In its present form, EchoSpeech could be used to communicate with others via smartphone in places where speech is inconvenient or inappropriate, like a noisy restaurant or quiet library. The silent speech interface can also be paired with a stylus and used with design software like CAD, all but eliminating the need for a keyboard and a mouse.
Outfitted with a pair of microphones and speakers smaller than pencil erasers, the EchoSpeech glasses become a wearable AI-powered sonar system, sending and receiving soundwaves across the face and sensing mouth movements. A deep learning algorithm then analyzes these echo profiles in real time, with about 95% accuracy.
“We’re moving sonar onto the body,” said Cheng Zhang, assistant professor of information science and director of Cornell’s Smart Computer Interfaces for Future Interactions (SciFi) Lab.
“We’re very excited about this system,” he said, “because it really pushes the field forward on performance and privacy.

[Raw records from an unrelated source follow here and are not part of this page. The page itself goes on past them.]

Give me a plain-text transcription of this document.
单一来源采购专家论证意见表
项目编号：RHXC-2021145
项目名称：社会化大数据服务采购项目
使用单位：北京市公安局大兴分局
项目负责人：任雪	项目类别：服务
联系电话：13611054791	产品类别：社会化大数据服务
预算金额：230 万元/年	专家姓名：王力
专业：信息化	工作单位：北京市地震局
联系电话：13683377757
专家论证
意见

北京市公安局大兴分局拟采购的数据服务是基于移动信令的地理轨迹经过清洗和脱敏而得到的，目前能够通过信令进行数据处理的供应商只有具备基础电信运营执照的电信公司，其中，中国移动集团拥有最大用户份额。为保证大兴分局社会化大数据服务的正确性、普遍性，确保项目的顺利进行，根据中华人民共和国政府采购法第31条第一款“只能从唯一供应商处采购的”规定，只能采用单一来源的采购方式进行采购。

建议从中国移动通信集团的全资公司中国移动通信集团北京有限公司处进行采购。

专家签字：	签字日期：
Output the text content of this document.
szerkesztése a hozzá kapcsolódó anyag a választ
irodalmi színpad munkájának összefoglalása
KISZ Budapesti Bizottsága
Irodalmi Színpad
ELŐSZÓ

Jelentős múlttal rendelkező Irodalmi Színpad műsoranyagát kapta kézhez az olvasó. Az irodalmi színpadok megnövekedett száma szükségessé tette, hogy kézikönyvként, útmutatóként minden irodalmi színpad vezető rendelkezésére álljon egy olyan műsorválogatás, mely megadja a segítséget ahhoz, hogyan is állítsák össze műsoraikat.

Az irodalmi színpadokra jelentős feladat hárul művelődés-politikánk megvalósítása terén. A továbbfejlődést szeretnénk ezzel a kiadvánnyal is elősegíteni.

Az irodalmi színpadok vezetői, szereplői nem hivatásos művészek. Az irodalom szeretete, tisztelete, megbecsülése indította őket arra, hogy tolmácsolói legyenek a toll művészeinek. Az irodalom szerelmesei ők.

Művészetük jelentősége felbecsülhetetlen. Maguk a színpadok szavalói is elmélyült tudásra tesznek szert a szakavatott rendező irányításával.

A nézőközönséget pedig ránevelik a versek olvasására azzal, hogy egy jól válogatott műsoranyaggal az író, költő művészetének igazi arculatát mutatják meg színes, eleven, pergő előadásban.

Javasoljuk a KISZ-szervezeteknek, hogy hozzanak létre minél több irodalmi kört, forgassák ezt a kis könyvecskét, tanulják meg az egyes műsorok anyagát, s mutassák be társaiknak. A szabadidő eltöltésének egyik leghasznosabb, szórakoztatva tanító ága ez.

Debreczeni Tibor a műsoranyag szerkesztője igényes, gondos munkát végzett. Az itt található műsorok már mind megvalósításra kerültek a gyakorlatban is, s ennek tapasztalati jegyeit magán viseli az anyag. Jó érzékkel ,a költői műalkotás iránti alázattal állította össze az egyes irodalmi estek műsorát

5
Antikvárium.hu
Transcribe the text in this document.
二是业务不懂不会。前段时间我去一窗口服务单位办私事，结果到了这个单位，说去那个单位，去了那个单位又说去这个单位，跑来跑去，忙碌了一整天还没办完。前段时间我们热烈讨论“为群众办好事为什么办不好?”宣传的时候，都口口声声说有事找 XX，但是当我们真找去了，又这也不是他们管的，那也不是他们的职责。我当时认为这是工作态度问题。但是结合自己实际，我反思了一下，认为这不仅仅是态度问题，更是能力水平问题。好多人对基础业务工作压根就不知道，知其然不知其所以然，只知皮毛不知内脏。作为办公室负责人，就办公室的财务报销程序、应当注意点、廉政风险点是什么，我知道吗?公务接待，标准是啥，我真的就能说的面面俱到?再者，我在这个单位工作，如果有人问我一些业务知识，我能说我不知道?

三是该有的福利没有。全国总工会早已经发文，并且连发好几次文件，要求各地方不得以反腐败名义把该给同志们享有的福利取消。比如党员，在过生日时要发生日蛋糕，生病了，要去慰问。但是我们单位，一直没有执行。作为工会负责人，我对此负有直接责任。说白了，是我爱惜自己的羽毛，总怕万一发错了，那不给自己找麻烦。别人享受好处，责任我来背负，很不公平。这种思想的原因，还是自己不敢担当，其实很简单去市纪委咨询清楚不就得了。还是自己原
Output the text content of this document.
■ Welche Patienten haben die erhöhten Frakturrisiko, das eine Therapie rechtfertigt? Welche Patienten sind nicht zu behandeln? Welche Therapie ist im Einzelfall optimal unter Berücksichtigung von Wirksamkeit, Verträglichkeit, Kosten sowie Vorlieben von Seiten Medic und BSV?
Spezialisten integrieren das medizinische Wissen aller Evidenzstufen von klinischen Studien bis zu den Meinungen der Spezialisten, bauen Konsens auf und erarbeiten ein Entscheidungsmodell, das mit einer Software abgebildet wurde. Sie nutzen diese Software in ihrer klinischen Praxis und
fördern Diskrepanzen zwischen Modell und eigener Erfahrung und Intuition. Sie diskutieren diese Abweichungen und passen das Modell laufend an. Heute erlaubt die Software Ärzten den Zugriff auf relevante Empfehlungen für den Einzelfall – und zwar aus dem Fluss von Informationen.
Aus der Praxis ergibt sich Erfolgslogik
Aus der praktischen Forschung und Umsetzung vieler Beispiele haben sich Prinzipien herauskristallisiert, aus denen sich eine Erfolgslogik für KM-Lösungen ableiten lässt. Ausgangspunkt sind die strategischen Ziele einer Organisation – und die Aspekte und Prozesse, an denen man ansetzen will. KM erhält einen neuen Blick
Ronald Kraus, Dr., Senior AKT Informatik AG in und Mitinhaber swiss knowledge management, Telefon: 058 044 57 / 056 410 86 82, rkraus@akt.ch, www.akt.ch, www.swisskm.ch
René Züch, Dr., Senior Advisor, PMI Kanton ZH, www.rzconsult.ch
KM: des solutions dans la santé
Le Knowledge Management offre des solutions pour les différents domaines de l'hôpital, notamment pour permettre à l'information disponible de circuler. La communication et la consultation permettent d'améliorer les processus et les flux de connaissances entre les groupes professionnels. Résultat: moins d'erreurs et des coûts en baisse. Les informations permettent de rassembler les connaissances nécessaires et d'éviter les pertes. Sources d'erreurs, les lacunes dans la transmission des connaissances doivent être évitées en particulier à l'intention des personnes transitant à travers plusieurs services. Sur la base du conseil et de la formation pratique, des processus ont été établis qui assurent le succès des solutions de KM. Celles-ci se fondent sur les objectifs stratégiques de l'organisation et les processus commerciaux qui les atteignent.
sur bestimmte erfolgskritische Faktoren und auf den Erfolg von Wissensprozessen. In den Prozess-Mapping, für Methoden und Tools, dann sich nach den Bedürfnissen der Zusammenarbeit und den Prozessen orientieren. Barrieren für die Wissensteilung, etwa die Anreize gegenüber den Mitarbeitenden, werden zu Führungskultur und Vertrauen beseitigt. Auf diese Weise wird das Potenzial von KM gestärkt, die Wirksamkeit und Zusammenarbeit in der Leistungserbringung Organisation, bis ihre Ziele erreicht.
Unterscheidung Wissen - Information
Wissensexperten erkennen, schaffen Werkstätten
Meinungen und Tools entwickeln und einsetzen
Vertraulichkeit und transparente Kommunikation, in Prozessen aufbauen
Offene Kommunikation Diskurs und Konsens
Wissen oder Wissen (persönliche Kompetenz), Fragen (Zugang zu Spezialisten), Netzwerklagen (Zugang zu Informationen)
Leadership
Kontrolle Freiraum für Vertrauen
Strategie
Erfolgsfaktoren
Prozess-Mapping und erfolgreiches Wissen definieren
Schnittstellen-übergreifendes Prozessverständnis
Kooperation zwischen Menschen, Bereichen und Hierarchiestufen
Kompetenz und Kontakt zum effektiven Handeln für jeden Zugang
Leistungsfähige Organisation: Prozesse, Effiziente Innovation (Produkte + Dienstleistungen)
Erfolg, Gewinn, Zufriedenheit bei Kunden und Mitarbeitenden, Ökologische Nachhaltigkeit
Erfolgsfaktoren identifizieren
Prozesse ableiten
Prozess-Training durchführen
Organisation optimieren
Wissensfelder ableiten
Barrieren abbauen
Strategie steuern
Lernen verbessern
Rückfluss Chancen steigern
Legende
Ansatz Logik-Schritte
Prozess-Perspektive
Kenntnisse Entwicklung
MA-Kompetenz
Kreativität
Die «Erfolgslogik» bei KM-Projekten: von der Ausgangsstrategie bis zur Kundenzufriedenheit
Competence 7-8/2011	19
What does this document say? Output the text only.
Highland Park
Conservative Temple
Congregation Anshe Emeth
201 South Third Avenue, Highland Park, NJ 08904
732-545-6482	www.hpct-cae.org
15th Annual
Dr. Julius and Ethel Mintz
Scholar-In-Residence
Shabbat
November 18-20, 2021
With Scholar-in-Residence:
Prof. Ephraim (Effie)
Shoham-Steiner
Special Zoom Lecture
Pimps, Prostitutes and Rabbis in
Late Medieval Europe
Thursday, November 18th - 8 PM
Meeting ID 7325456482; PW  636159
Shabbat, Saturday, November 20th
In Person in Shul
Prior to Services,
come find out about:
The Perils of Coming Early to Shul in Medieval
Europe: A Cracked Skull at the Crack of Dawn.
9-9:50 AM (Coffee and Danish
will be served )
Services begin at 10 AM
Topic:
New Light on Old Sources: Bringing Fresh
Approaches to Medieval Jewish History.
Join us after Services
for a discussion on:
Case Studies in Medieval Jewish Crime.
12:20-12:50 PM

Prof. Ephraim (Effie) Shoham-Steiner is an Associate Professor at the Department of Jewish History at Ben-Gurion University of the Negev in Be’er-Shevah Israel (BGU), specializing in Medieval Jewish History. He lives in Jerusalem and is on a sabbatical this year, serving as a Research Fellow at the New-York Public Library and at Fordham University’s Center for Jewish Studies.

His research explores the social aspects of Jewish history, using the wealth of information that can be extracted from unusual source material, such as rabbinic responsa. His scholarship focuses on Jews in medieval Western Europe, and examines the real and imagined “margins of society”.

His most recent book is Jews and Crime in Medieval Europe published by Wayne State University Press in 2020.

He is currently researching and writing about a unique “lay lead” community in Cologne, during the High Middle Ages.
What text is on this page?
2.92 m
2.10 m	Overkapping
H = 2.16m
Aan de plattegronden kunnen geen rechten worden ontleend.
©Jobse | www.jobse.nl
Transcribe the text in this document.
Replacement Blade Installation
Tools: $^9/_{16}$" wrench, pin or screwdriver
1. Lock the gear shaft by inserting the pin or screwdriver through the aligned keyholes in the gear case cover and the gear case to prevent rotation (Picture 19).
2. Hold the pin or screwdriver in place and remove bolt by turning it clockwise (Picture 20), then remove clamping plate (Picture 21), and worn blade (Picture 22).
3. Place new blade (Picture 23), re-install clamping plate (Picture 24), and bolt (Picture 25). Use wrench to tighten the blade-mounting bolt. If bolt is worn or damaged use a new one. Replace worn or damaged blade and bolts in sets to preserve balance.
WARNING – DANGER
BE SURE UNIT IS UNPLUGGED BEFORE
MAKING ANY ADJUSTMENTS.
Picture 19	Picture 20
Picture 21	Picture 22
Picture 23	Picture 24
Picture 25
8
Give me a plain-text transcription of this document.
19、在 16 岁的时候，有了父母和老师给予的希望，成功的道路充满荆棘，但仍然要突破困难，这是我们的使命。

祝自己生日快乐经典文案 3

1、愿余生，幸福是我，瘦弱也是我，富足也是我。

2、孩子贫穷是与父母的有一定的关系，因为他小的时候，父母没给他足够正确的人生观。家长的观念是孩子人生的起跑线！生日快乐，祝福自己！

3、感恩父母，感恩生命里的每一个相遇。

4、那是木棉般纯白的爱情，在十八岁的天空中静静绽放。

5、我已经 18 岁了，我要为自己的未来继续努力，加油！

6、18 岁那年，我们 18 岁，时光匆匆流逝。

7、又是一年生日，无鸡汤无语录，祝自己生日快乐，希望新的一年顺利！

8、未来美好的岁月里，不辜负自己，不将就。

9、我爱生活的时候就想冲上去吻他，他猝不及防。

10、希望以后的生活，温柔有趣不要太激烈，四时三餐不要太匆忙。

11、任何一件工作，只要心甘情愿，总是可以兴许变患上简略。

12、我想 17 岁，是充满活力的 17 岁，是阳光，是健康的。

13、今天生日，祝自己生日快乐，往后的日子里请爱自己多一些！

It’s small, low-power and privacy-sensitive, which are all important features for deploying new, wearable technologies in the real world.”
Most technology in silent-speech recognition is limited to a select set of predetermined commands and requires the user to face or wear a camera, which is neither practical nor feasible, Cheng Zhang said. There also are major privacy concerns involving wearable cameras — for both the user and those with whom the user interacts, he said.
Acoustic-sensing technology like EchoSpeech removes the need for wearable video cameras. And because audio data is much smaller than image or video data, it requires less bandwidth to process and can be relayed to a smartphone via Bluetooth in real time, said François Guimbretière, professor in information science.
“And because the data is processed locally on your smartphone instead of uploaded to the cloud,” he said, “privacy-sensitive information never leaves your control.”